Mexico's president-elect will cancel planned US helicopter order


By Reuters

MEXICO CITY - Mexico’s president-elect Andres Manuel Lopez Obrador said he would cancel the planned purchase of eight military helicopters from the United States as part of cost-cutting measures.

FILE PHOTO: U.S. Navy Sailors participate in a medical training exercise on the deck of the Arleigh Burke-class guided missile destroyer USS Lassen (DDG 82) with an MH-60R Seahawk helicopter, in the South China Sea, October 28, 2015, provided by the U.S. Navy. REUTERS/U.S. Navy/Mass Communication Specialist 2nd Class Corey T. Jones/Handout via Reuters/ MANILA BULLETIN FILE PHOTO: U.S. Navy Sailors participate in a medical training exercise on the deck of the Arleigh Burke-class guided missile destroyer USS Lassen (DDG 82) with an MH-60R Seahawk helicopter, in the South China Sea, October 28, 2015, provided by the U.S. Navy. REUTERS/U.S. Navy/Mass Communication Specialist 2nd Class Corey T. Jones/Handout via Reuters/ MANILA BULLETIN

Lopez Obrador, who handily won this month’s presidential election on pledges to fight corruption and cut government waste, said there had been plans to pay 26 billion pesos ($1.36 billion) for the helicopters to be used by Mexico’s navy.

“This purchase is going to be canceled because we can not make this expenditure,” Lopez Obrador told reporters on Wednesday after meeting with incoming legislators from his MORENA party.

Lopez Obrador is due to take office on Dec. 1.

In April, the U.S. government said Mexico had requested to buy eight MH-60R Seahawk multi-mission helicopters and that the sale would strengthen Mexico’s ability to fight criminal organizations.

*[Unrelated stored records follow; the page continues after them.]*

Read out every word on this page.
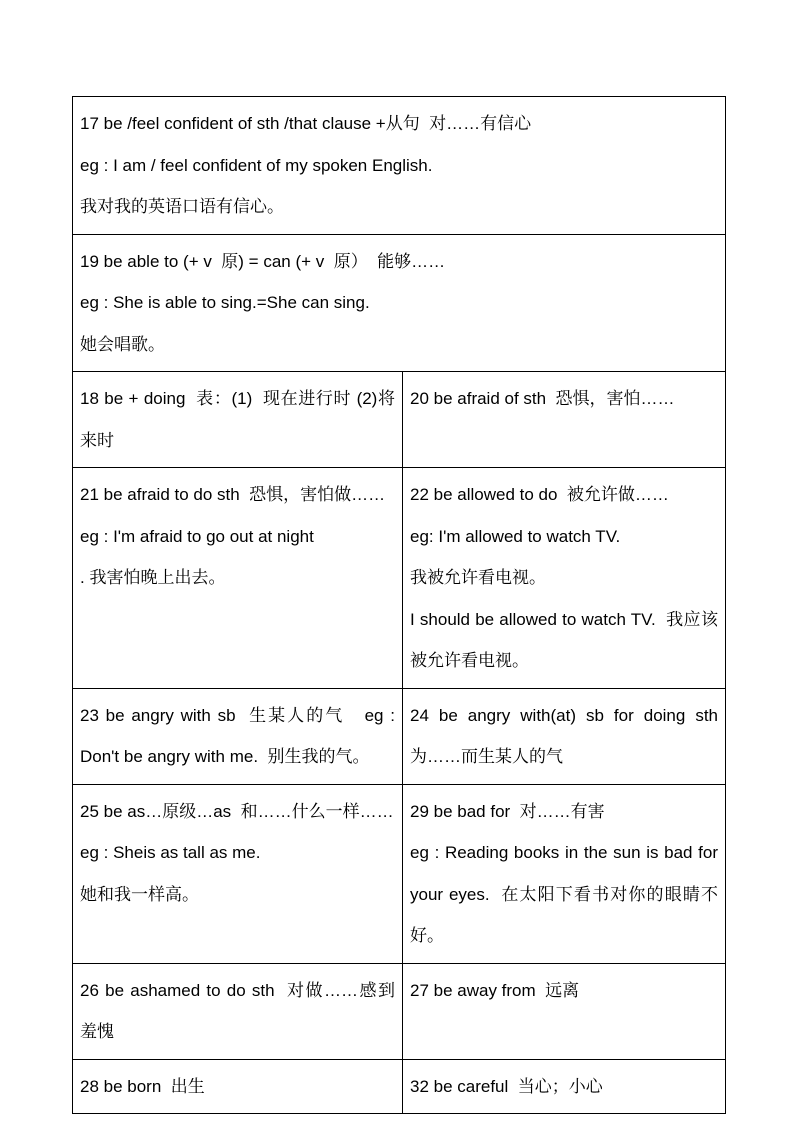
17 be /feel confident of sth /that clause +从句  对……有信心
eg : I am / feel confident of my spoken English.
我对我的英语口语有信心。	

19 be able to (+ v  原) = can (+ v  原）  能够……
eg : She is able to sing.=She can sing.
她会唱歌。	

18 be + doing  表：(1)  现在进行时 (2)将来时	20 be afraid of sth  恐惧，害怕……

21 be afraid to do sth  恐惧，害怕做……
eg : I'm afraid to go out at night
. 我害怕晚上出去。	22 be allowed to do  被允许做……
eg: I'm allowed to watch TV.
我被允许看电视。
I should be allowed to watch TV.  我应该被允许看电视。

23 be angry with sb  生某人的气   eg : Don't be angry with me.  别生我的气。	24 be angry with(at) sb for doing sth 为……而生某人的气

25 be as…原级…as  和……什么一样……
eg : Sheis as tall as me.
她和我一样高。	29 be bad for  对……有害
eg : Reading books in the sun is bad for your eyes.  在太阳下看书对你的眼睛不好。

26 be ashamed to do sth  对做……感到羞愧	27 be away from  远离

28 be born  出生	32 be careful  当心；小心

The U.S. State Department approved the sale of the helicopters, which are built by Lockheed Martin, a Pentagon agency said in April.

Drug cartels have been increasingly moving shipments of cocaine from a glut of South American production via maritime routes into Mexico, according to U.S. and Mexican officials.

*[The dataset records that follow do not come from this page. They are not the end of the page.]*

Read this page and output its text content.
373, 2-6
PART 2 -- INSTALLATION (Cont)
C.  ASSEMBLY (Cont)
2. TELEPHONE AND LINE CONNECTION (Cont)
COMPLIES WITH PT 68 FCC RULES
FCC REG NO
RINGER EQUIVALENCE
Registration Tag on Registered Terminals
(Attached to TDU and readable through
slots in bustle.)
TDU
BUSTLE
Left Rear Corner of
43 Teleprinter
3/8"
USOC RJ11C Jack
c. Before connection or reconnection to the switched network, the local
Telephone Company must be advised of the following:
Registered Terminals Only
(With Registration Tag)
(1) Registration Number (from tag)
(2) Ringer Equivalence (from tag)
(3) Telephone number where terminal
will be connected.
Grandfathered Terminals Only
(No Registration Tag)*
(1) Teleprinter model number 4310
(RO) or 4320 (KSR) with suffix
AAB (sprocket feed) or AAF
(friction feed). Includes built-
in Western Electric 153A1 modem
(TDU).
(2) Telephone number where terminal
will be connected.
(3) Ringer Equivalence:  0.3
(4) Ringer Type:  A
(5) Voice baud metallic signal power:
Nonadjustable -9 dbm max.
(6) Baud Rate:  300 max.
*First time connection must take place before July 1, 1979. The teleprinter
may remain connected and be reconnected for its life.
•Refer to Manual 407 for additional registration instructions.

Mexico’s secretary of the navy did not immediately respond to a request for information.

Lopez Obrador has announced plans to shake up the strategy in the nation’s battle against drug traffickers by suggesting a negotiated peace and amnesty for some of the very people currently targeted by security forces.

His pick for the interior ministry, Olga Sanchez, has said the new government will look into decriminalizing marijuana and regulating opium for pharmaceutical use.